Le fil ténu de elles à nous est si fort que le personnage d’Yvonne conserve toute sa modernité. Les bouleversements du désir n’ont que faire des changements d’époque; cela reste un monde mystérieux, une puissance difficilement contrôlable, même aujourd’hui, période a priori moins corsetée. La sexualité féminine est vue et perçue comme le "territoire de l’identité", et ce n’est pas parce que la réalisatrice a choisi la distance du temps que cela change quelque chose à sa nature propre. Elle parle d’ailleurs de son film comme d’une métaphore, et mêle judicieusement à l’appréciation physique du désir (rapport du corps à un autre corps, à la terre, à l’eau, et aux feuilles) tout le côté sous-terrain de cette émergence (la mère morte qui réapparaît, les premières règles, les songes prémonitoires, les envoûtements). Plus qu’un réalisme poétique de surface, c’est un monde bien troublant que Catherine Martin prend à bras-le-corps.

La force du film réside dans la mise en scène de ce magma, inversement proportionnelle au sujet: plus Yvonne brûle, plus on tend vers l’épure; autant par les lumières froides de Jean-Claude Labrecque; par les décors sans aspérités d’André-Line Beauparlant; par les costumes sombres de Sophie Lefebvre (tous trois excellaient dans le film La femme qui boit); mais surtout par le parti pris de mettre en exergue un seul élément dans chaque scène.

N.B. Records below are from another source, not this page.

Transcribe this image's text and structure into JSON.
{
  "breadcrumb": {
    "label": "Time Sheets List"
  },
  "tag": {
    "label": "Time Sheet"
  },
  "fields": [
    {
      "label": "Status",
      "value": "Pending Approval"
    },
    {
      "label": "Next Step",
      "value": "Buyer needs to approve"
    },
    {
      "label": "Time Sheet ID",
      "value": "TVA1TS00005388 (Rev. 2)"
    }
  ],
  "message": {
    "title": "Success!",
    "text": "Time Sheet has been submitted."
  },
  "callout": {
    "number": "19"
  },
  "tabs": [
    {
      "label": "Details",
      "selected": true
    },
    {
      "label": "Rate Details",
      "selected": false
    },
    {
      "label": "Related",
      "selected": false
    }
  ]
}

Dans des plans qui prennent le temps de s’installer, qui respirent, et où l’oeil n’est pas distrait par une overdose victorienne de clichés et de dorures, on ne voit qu’un geste: Guylaine Tremblay, femme refoulée et actrice toute en retenue, prenant une clé à sa taille pour ouvrir un tiroir; Yvonne qui éviscère un poisson; Raymond Cloutier, tout humanisme, qui reboutonne la robe de sa première femme; Helène Loiselle, l’esprit de Puck incarné, qui fume sa pipe… Pour attirer encore plus notre attention, la réalisatrice a même intercalé des cartons titrés qui nous mènent au coeur du tableau à venir. Seul le chapitre final – celui du retour d’Yvonne – ne coule pas autant qu’il le devrait.

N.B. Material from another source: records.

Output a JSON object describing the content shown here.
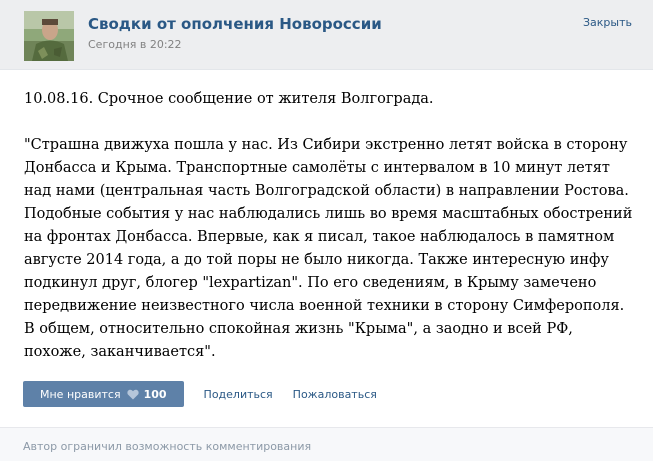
{
  "header": {
    "group_name": "Сводки от ополчения Новороссии",
    "time": "Сегодня в 20:22",
    "close_label": "Закрыть"
  },
  "post": {
    "date_line": "10.08.16. Срочное сообщение от жителя Волгограда.",
    "quote": "\"Страшна движуха пошла у нас. Из Сибири экстренно летят войска в сторону Донбасса и Крыма. Транспортные самолёты с интервалом в 10 минут летят над нами (центральная часть Волгоградской области) в направлении Ростова. Подобные события у нас наблюдались лишь во время масштабных обострений на фронтах Донбасса. Впервые, как я писал, такое наблюдалось в памятном августе 2014 года, а до той поры не было никогда. Также интересную инфу подкинул друг, блогер \"lexpartizan\". По его сведениям, в Крыму замечено передвижение неизвестного числа военной техники в сторону Симферополя. В общем, относительно спокойная жизнь \"Крыма\", а заодно и всей РФ, похоже, заканчивается\"."
  },
  "actions": {
    "like_label": "Мне нравится",
    "like_count": "100",
    "share_label": "Поделиться",
    "report_label": "Пожаловаться"
  },
  "footer": {
    "text": "Автор ограничил возможность комментирования"
  },
  "colors": {
    "link": "#2a5885",
    "like_button": "#5e81a8",
    "header_bg": "#edeef0",
    "footer_text": "#8c99a7"
  }
}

Exercice peu facile pour un premier long métrage que de ne pas jouer la séduction. Plutôt que de parler d’atmosphère scandinave, quoique la référence à Bergman soit claire, c’est un courant froid qui passe sur ce film. Martin aime les films à économie d’effets, ceux de Dreyer, de Bresson et de Tarkovski; et elle tient les acteurs, comme son histoire, avec une retenue toute nordique. Mais le film est éminemment québécois: "J’avais envie de parler de l’ère victorienne au Québec, de montrer comment elle a marqué la petite-bourgeoisie québécoise; et d’essayer, par les chansons, de trouver un peu de l’âme québécoise, ce côté mélancolique en nous, encore lié à l’exil." Vaste programme, mené sans folklore mais avec une grande sensibilité.